—Hola—murmuró Caín—; ¿ya cantamos en la mayor? Jumera segura... tristona como todas tus cosas.
—No te burles, libertino. La mayor nació... sí, justo; va para veintiocho, y la pobre, con aquellos nervios y aquellos ataques, y aquel afán de apretarse el talle... no sé, pero... en fin, aunque no está delicada... se ha descompuesto; ya no es lo que era, ya no... ya no me la llevan.
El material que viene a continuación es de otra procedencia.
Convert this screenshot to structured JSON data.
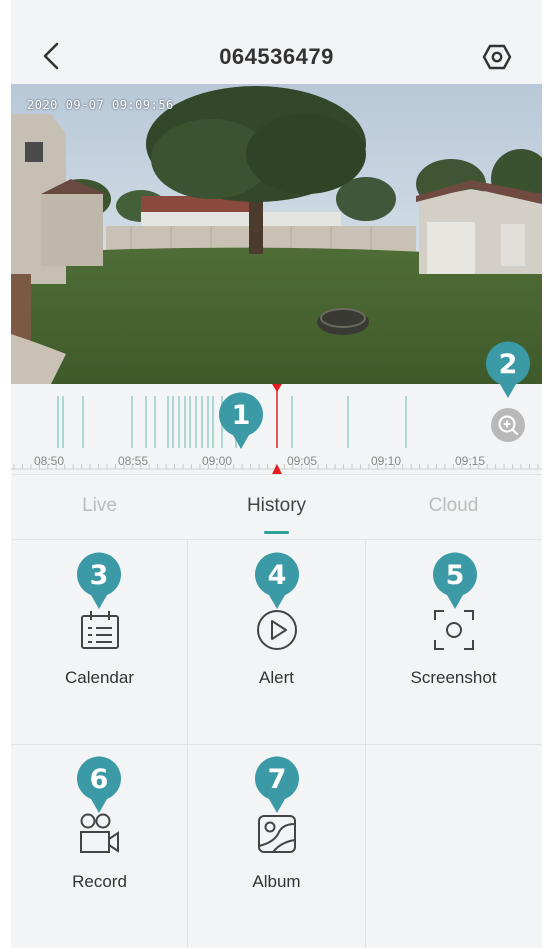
{
  "header": {
    "title": "064536479"
  },
  "camera": {
    "osd_timestamp": "2020 09-07 09:09:56"
  },
  "timeline": {
    "tick_labels": [
      "08:50",
      "08:55",
      "09:00",
      "09:05",
      "09:10",
      "09:15"
    ],
    "accent_color": "#2ea398",
    "playhead_color": "#e02020"
  },
  "tabs": [
    {
      "label": "Live",
      "active": false
    },
    {
      "label": "History",
      "active": true
    },
    {
      "label": "Cloud",
      "active": false
    }
  ],
  "features": [
    {
      "label": "Calendar",
      "icon": "calendar-icon",
      "callout": "3"
    },
    {
      "label": "Alert",
      "icon": "play-circle-icon",
      "callout": "4"
    },
    {
      "label": "Screenshot",
      "icon": "screenshot-icon",
      "callout": "5"
    },
    {
      "label": "Record",
      "icon": "video-camera-icon",
      "callout": "6"
    },
    {
      "label": "Album",
      "icon": "album-icon",
      "callout": "7"
    }
  ],
  "callouts": {
    "playhead": "1",
    "zoom": "2"
  },
  "colors": {
    "callout": "#3b9aa5",
    "background": "#f3f4f5"
  }
}
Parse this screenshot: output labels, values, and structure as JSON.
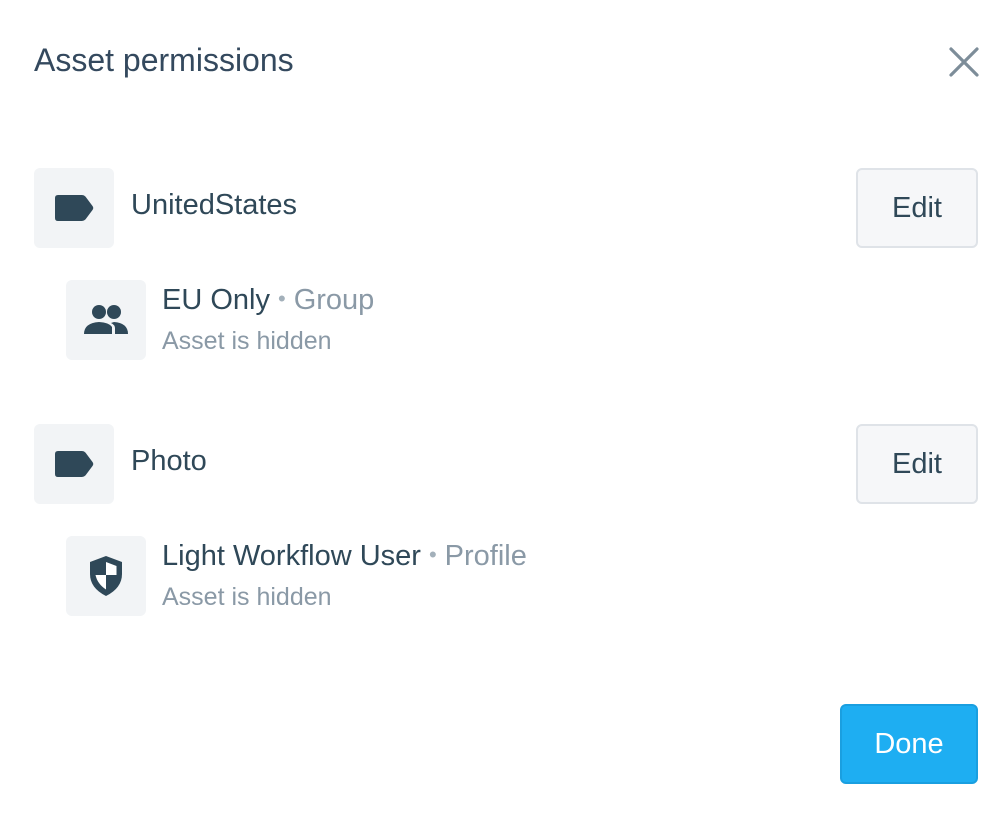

—Ánimo, hombre; sí te la llevarán... No faltan indianos... Y en último caso... ¿para qué están los amigos? Cargo yo con ella... y asesino a mi suegra. Nada, trato hecho; tú me das en dote esa botella, que no hay quien te arranque de las manos, y yo me caso con la (cantando) mayor.
—Eres un hombre sin corazón... un Lovelace.
—¡Ay, Lovelace! ¿Sabes tú quién era ése?
—La segunda, Rita, todavía se defiende.
—¡Ya lo creo! Dímelo a mí, que ayer por darla un pellizco salí con una oreja rota.
—Sí, ya sé. Por cierto que dice Tomasa que no le gustan esas bromas; que las chicas pierden...
—Dile a la de Gómez, viuda de Trujillo, que más pierdo yo, que pierdo las orejas, y dile también que si la pellizcase a ella puede que no se quejara...
—Hombre, eres un chiquillo; le ves a uno serio contándote sus cuitas y sus esperanzas... y tú con tus bromas de dudoso gusto...
—¿Tus esperanzas? Yo te las cantaré: La (cantando) Nieves...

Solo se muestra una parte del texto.